Nesta semana, o programa Giro do Boi contou com a presença de Guilherme Malafaia, que é coordenador do Centro de Inteligência da Carne Bovina (CiCarne) e pesquisador da Embrapa Gado de Corte. Durante a entrevista, ele abordou os principais desafios que a pecuária enfrentará em 2026.
Malafaia destacou que, embora os preços da arroba se apresentem favoráveis, o próximo ano pode trazer uma 'tempestade perfeita', salientando a necessidade de uma transição do empirismo para uma gestão mais profissional entre os produtores. Segundo ele, a vitória na pecuária moderna depende de uma estratégia que inclui desde a geopolítica dos fertilizantes até um controle rigoroso das margens de lucro.
✨ “Produzir bem é apenas o primeiro passo; a sobrevivência financeira exige gestão de custo de capital e de risco.” — Guilherme Malafaia
A Embrapa também ressaltou a importância de se manter vigilante em relação aos fatores externos que podem afetar a produção. Conflitos geopolíticos, como aqueles na Rússia e no Oriente Médio, aumentam as incertezas quanto ao fornecimento de fertilizantes, especialmente os nitrogenados. Para superar essas dificuldades, recomenda-se a eficiência no uso de tecnologias e a adoção de práticas como a Integração Lavoura-Pecuária-Floresta (ILPF).

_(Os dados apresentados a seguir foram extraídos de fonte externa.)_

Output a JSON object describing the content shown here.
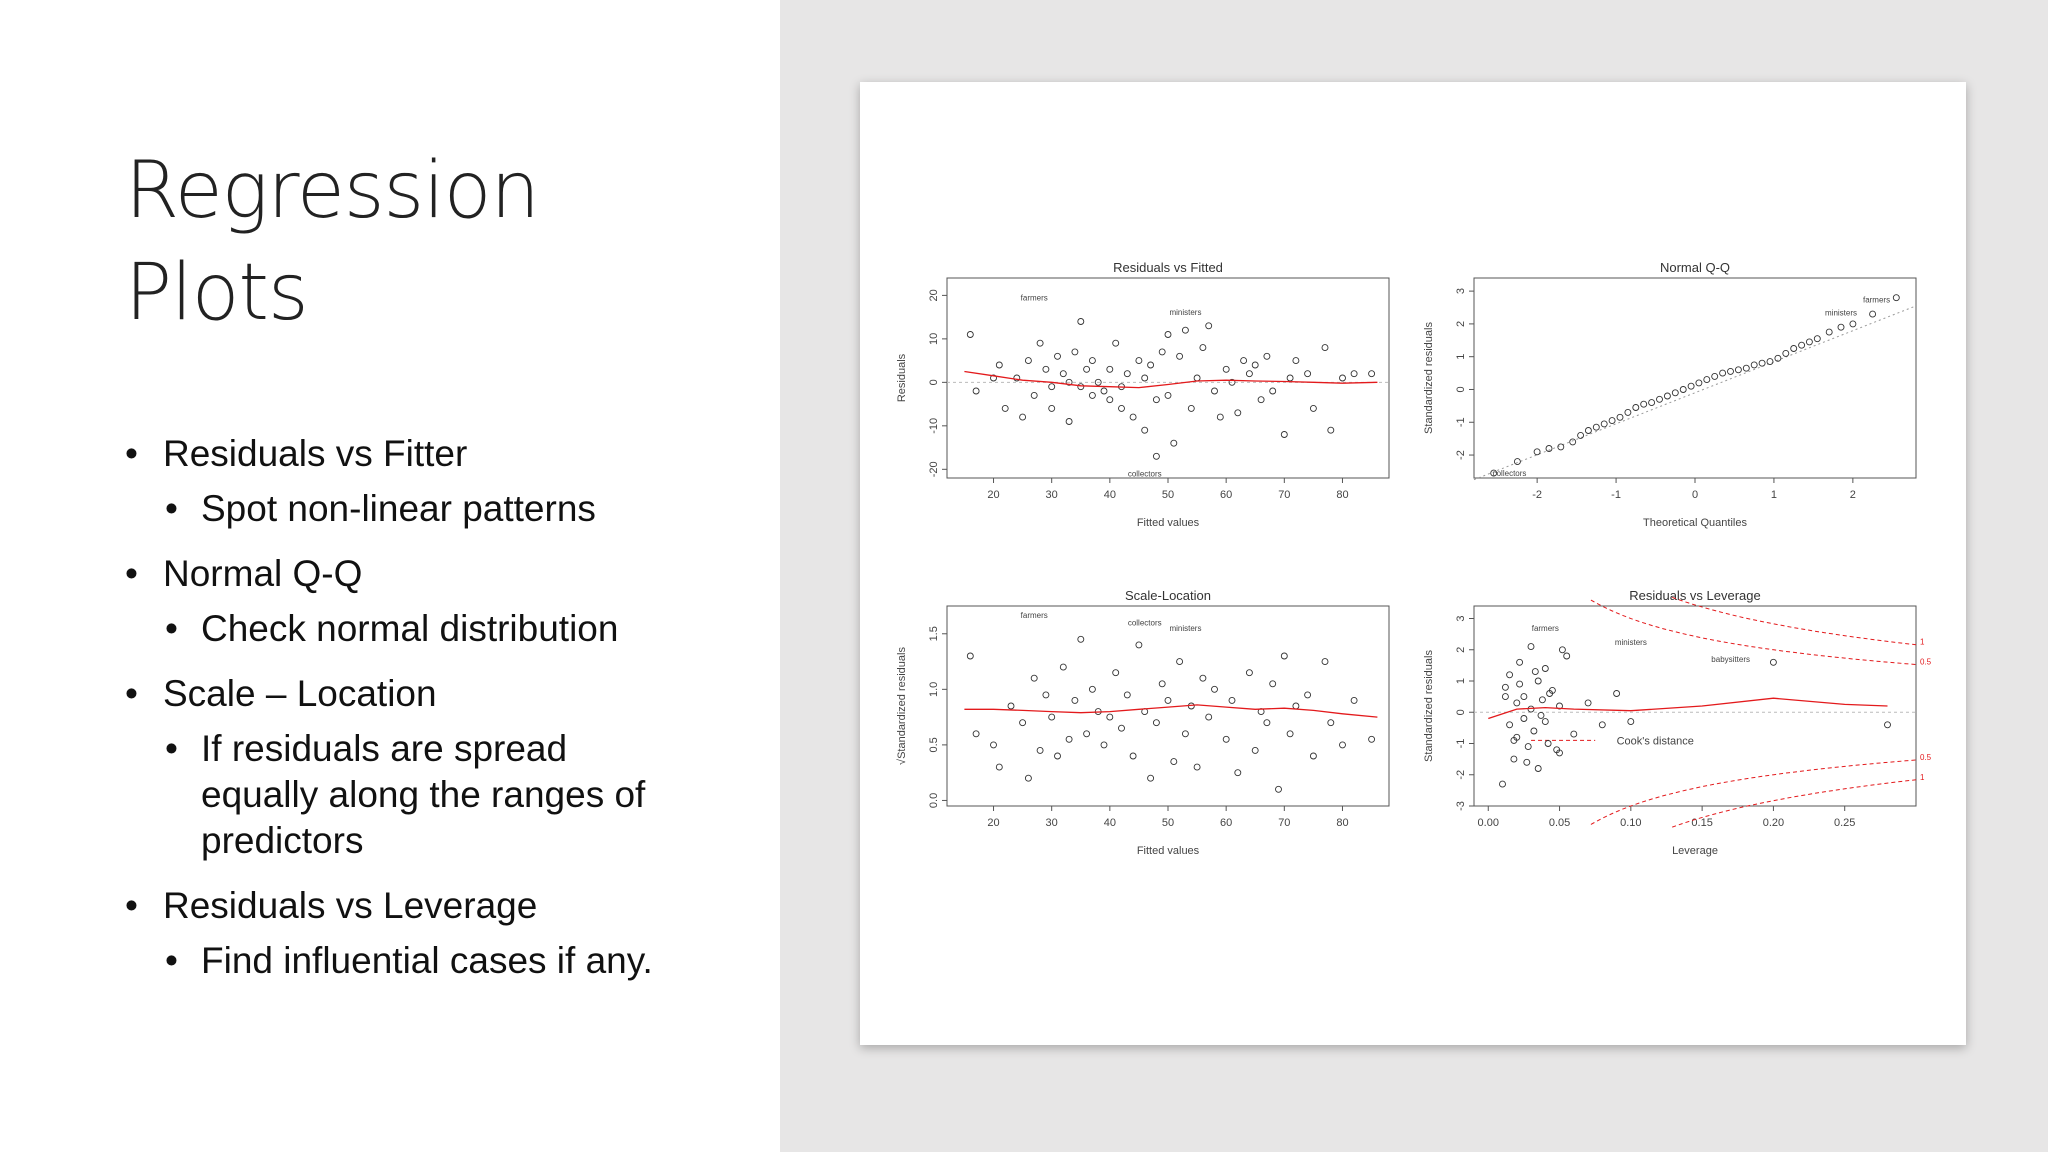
{
  "slide": {
    "title_line1": "Regression",
    "title_line2": "Plots",
    "bullets": [
      {
        "label": "Residuals vs Fitter",
        "sub": [
          "Spot non-linear patterns"
        ]
      },
      {
        "label": "Normal Q-Q",
        "sub": [
          "Check normal distribution"
        ]
      },
      {
        "label": "Scale – Location",
        "sub": [
          "If residuals are spread",
          "equally along the ranges of",
          "predictors"
        ]
      },
      {
        "label": "Residuals vs Leverage",
        "sub": [
          "Find influential cases if any."
        ]
      }
    ]
  },
  "colors": {
    "smooth_line": "#e31a1c",
    "points": "#333333",
    "right_panel": "#e7e6e6"
  },
  "chart_data": [
    {
      "type": "scatter",
      "title": "Residuals vs Fitted",
      "xlabel": "Fitted values",
      "ylabel": "Residuals",
      "xlim": [
        12,
        88
      ],
      "ylim": [
        -22,
        24
      ],
      "xticks": [
        20,
        30,
        40,
        50,
        60,
        70,
        80
      ],
      "yticks": [
        -20,
        -10,
        0,
        10,
        20
      ],
      "x": [
        16,
        17,
        20,
        21,
        22,
        24,
        25,
        26,
        27,
        28,
        29,
        30,
        30,
        31,
        32,
        33,
        33,
        34,
        35,
        35,
        36,
        37,
        37,
        38,
        39,
        40,
        40,
        41,
        42,
        42,
        43,
        44,
        45,
        46,
        46,
        47,
        48,
        48,
        49,
        50,
        50,
        51,
        52,
        53,
        54,
        55,
        56,
        57,
        58,
        59,
        60,
        61,
        62,
        63,
        64,
        65,
        66,
        67,
        68,
        70,
        71,
        72,
        74,
        75,
        77,
        78,
        80,
        82,
        85
      ],
      "y": [
        11,
        -2,
        1,
        4,
        -6,
        1,
        -8,
        5,
        -3,
        9,
        3,
        -1,
        -6,
        6,
        2,
        -9,
        0,
        7,
        -1,
        14,
        3,
        -3,
        5,
        0,
        -2,
        3,
        -4,
        9,
        -1,
        -6,
        2,
        -8,
        5,
        1,
        -11,
        4,
        -4,
        -17,
        7,
        -3,
        11,
        -14,
        6,
        12,
        -6,
        1,
        8,
        13,
        -2,
        -8,
        3,
        0,
        -7,
        5,
        2,
        4,
        -4,
        6,
        -2,
        -12,
        1,
        5,
        2,
        -6,
        8,
        -11,
        1,
        2,
        2
      ],
      "smooth_x": [
        15,
        20,
        25,
        30,
        35,
        40,
        45,
        50,
        55,
        60,
        65,
        70,
        75,
        80,
        86
      ],
      "smooth_y": [
        2.5,
        1.5,
        0.5,
        0,
        -0.8,
        -1,
        -1.2,
        -0.5,
        0.3,
        0.5,
        0.3,
        0.2,
        0,
        -0.2,
        0
      ],
      "annotations": [
        {
          "label": "farmers",
          "x": 27,
          "y": 19.5
        },
        {
          "label": "ministers",
          "x": 53,
          "y": 16.2
        },
        {
          "label": "collectors",
          "x": 46,
          "y": -21
        }
      ]
    },
    {
      "type": "scatter",
      "title": "Normal Q-Q",
      "xlabel": "Theoretical Quantiles",
      "ylabel": "Standardized residuals",
      "xlim": [
        -2.8,
        2.8
      ],
      "ylim": [
        -2.7,
        3.4
      ],
      "xticks": [
        -2,
        -1,
        0,
        1,
        2
      ],
      "yticks": [
        -2,
        -1,
        0,
        1,
        2,
        3
      ],
      "x": [
        -2.55,
        -2.25,
        -2.0,
        -1.85,
        -1.7,
        -1.55,
        -1.45,
        -1.35,
        -1.25,
        -1.15,
        -1.05,
        -0.95,
        -0.85,
        -0.75,
        -0.65,
        -0.55,
        -0.45,
        -0.35,
        -0.25,
        -0.15,
        -0.05,
        0.05,
        0.15,
        0.25,
        0.35,
        0.45,
        0.55,
        0.65,
        0.75,
        0.85,
        0.95,
        1.05,
        1.15,
        1.25,
        1.35,
        1.45,
        1.55,
        1.7,
        1.85,
        2.0,
        2.25,
        2.55
      ],
      "y": [
        -2.55,
        -2.2,
        -1.9,
        -1.8,
        -1.75,
        -1.6,
        -1.4,
        -1.25,
        -1.15,
        -1.05,
        -0.95,
        -0.85,
        -0.7,
        -0.55,
        -0.45,
        -0.4,
        -0.3,
        -0.2,
        -0.1,
        0.0,
        0.1,
        0.2,
        0.3,
        0.4,
        0.5,
        0.55,
        0.6,
        0.65,
        0.75,
        0.8,
        0.85,
        0.95,
        1.1,
        1.25,
        1.35,
        1.45,
        1.55,
        1.75,
        1.9,
        2.0,
        2.3,
        2.8
      ],
      "ref_line": [
        [
          -2.8,
          -2.75
        ],
        [
          2.8,
          2.55
        ]
      ],
      "annotations": [
        {
          "label": "farmers",
          "x": 2.3,
          "y": 2.75
        },
        {
          "label": "ministers",
          "x": 1.85,
          "y": 2.35
        },
        {
          "label": "collectors",
          "x": -2.35,
          "y": -2.55
        }
      ]
    },
    {
      "type": "scatter",
      "title": "Scale-Location",
      "xlabel": "Fitted values",
      "ylabel": "√Standardized residuals",
      "xlim": [
        12,
        88
      ],
      "ylim": [
        -0.05,
        1.75
      ],
      "xticks": [
        20,
        30,
        40,
        50,
        60,
        70,
        80
      ],
      "yticks": [
        0.0,
        0.5,
        1.0,
        1.5
      ],
      "x": [
        16,
        17,
        20,
        21,
        23,
        25,
        26,
        27,
        28,
        29,
        30,
        31,
        32,
        33,
        34,
        35,
        36,
        37,
        38,
        39,
        40,
        41,
        42,
        43,
        44,
        45,
        46,
        47,
        48,
        49,
        50,
        51,
        52,
        53,
        54,
        55,
        56,
        57,
        58,
        60,
        61,
        62,
        64,
        65,
        66,
        67,
        68,
        69,
        70,
        71,
        72,
        74,
        75,
        77,
        78,
        80,
        82,
        85
      ],
      "y": [
        1.3,
        0.6,
        0.5,
        0.3,
        0.85,
        0.7,
        0.2,
        1.1,
        0.45,
        0.95,
        0.75,
        0.4,
        1.2,
        0.55,
        0.9,
        1.45,
        0.6,
        1.0,
        0.8,
        0.5,
        0.75,
        1.15,
        0.65,
        0.95,
        0.4,
        1.4,
        0.8,
        0.2,
        0.7,
        1.05,
        0.9,
        0.35,
        1.25,
        0.6,
        0.85,
        0.3,
        1.1,
        0.75,
        1.0,
        0.55,
        0.9,
        0.25,
        1.15,
        0.45,
        0.8,
        0.7,
        1.05,
        0.1,
        1.3,
        0.6,
        0.85,
        0.95,
        0.4,
        1.25,
        0.7,
        0.5,
        0.9,
        0.55
      ],
      "smooth_x": [
        15,
        20,
        25,
        30,
        35,
        40,
        45,
        50,
        55,
        60,
        65,
        70,
        75,
        80,
        86
      ],
      "smooth_y": [
        0.82,
        0.82,
        0.81,
        0.8,
        0.79,
        0.8,
        0.82,
        0.84,
        0.86,
        0.84,
        0.82,
        0.83,
        0.81,
        0.78,
        0.75
      ],
      "annotations": [
        {
          "label": "farmers",
          "x": 27,
          "y": 1.67
        },
        {
          "label": "collectors",
          "x": 46,
          "y": 1.6
        },
        {
          "label": "ministers",
          "x": 53,
          "y": 1.55
        }
      ]
    },
    {
      "type": "scatter",
      "title": "Residuals vs Leverage",
      "xlabel": "Leverage",
      "ylabel": "Standardized residuals",
      "xlim": [
        -0.01,
        0.3
      ],
      "ylim": [
        -3.0,
        3.4
      ],
      "xticks": [
        0.0,
        0.05,
        0.1,
        0.15,
        0.2,
        0.25
      ],
      "xtick_labels": [
        "0.00",
        "0.05",
        "0.10",
        "0.15",
        "0.20",
        "0.25"
      ],
      "yticks": [
        -3,
        -2,
        -1,
        0,
        1,
        2,
        3
      ],
      "x": [
        0.01,
        0.012,
        0.015,
        0.015,
        0.018,
        0.02,
        0.02,
        0.022,
        0.025,
        0.025,
        0.028,
        0.03,
        0.03,
        0.032,
        0.035,
        0.035,
        0.038,
        0.04,
        0.04,
        0.042,
        0.045,
        0.05,
        0.05,
        0.055,
        0.06,
        0.07,
        0.08,
        0.09,
        0.1,
        0.2,
        0.28,
        0.012,
        0.018,
        0.022,
        0.027,
        0.033,
        0.037,
        0.043,
        0.048,
        0.052
      ],
      "y": [
        -2.3,
        0.8,
        -0.4,
        1.2,
        -1.5,
        0.3,
        -0.8,
        1.6,
        -0.2,
        0.5,
        -1.1,
        2.1,
        0.1,
        -0.6,
        1.0,
        -1.8,
        0.4,
        -0.3,
        1.4,
        -1.0,
        0.7,
        0.2,
        -1.3,
        1.8,
        -0.7,
        0.3,
        -0.4,
        0.6,
        -0.3,
        1.6,
        -0.4,
        0.5,
        -0.9,
        0.9,
        -1.6,
        1.3,
        -0.1,
        0.6,
        -1.2,
        2.0
      ],
      "smooth_x": [
        0.0,
        0.02,
        0.04,
        0.06,
        0.1,
        0.15,
        0.2,
        0.25,
        0.28
      ],
      "smooth_y": [
        -0.2,
        0.1,
        0.15,
        0.1,
        0.05,
        0.2,
        0.45,
        0.25,
        0.2
      ],
      "cooks_levels": [
        0.5,
        1
      ],
      "legend_label": "Cook's distance",
      "annotations": [
        {
          "label": "farmers",
          "x": 0.04,
          "y": 2.7
        },
        {
          "label": "ministers",
          "x": 0.1,
          "y": 2.25
        },
        {
          "label": "babysitters",
          "x": 0.17,
          "y": 1.7
        }
      ]
    }
  ]
}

Com a cota de exportação para a China já encerrando em 1,1 milhão de toneladas em maio, o Brasil deverá redirecionar seus esforços para mercados mais exigentes, como Japão e Coreia do Sul, onde a rastreabilidade é obrigatória. A intensificação da produção por meio de Terminação Intensiva a Pasto (TIP) ou confinamento deve contemplar uma abordagem resiliente.
Outro ponto mencionado por Malafaia foi a estratégia de abate de animais mais jovens, entre 18 a 24 meses, para minimizar os riscos climáticos, incluindo o El Niño, e para otimizar o giro de capital. Ademais, investir nos 100 milhões de hectares degradados no Brasil é uma oportunidade identificada para incrementar a produção.
Programas como a Carne Carbono Neutro (CCN) apresentam oportunidades no setor de carne ao oferecer bônus em mercados que valorizam iniciativas voltadas à sustentabilidade.
Por fim, Malafaia enfatizou que em 2026, o diferencial não será o maior produtor, mas aquele que executar a melhor gestão. A integração de inteligência de dados e práticas sustentáveis será fundamental para a rentabilidade da pecuária no Brasil.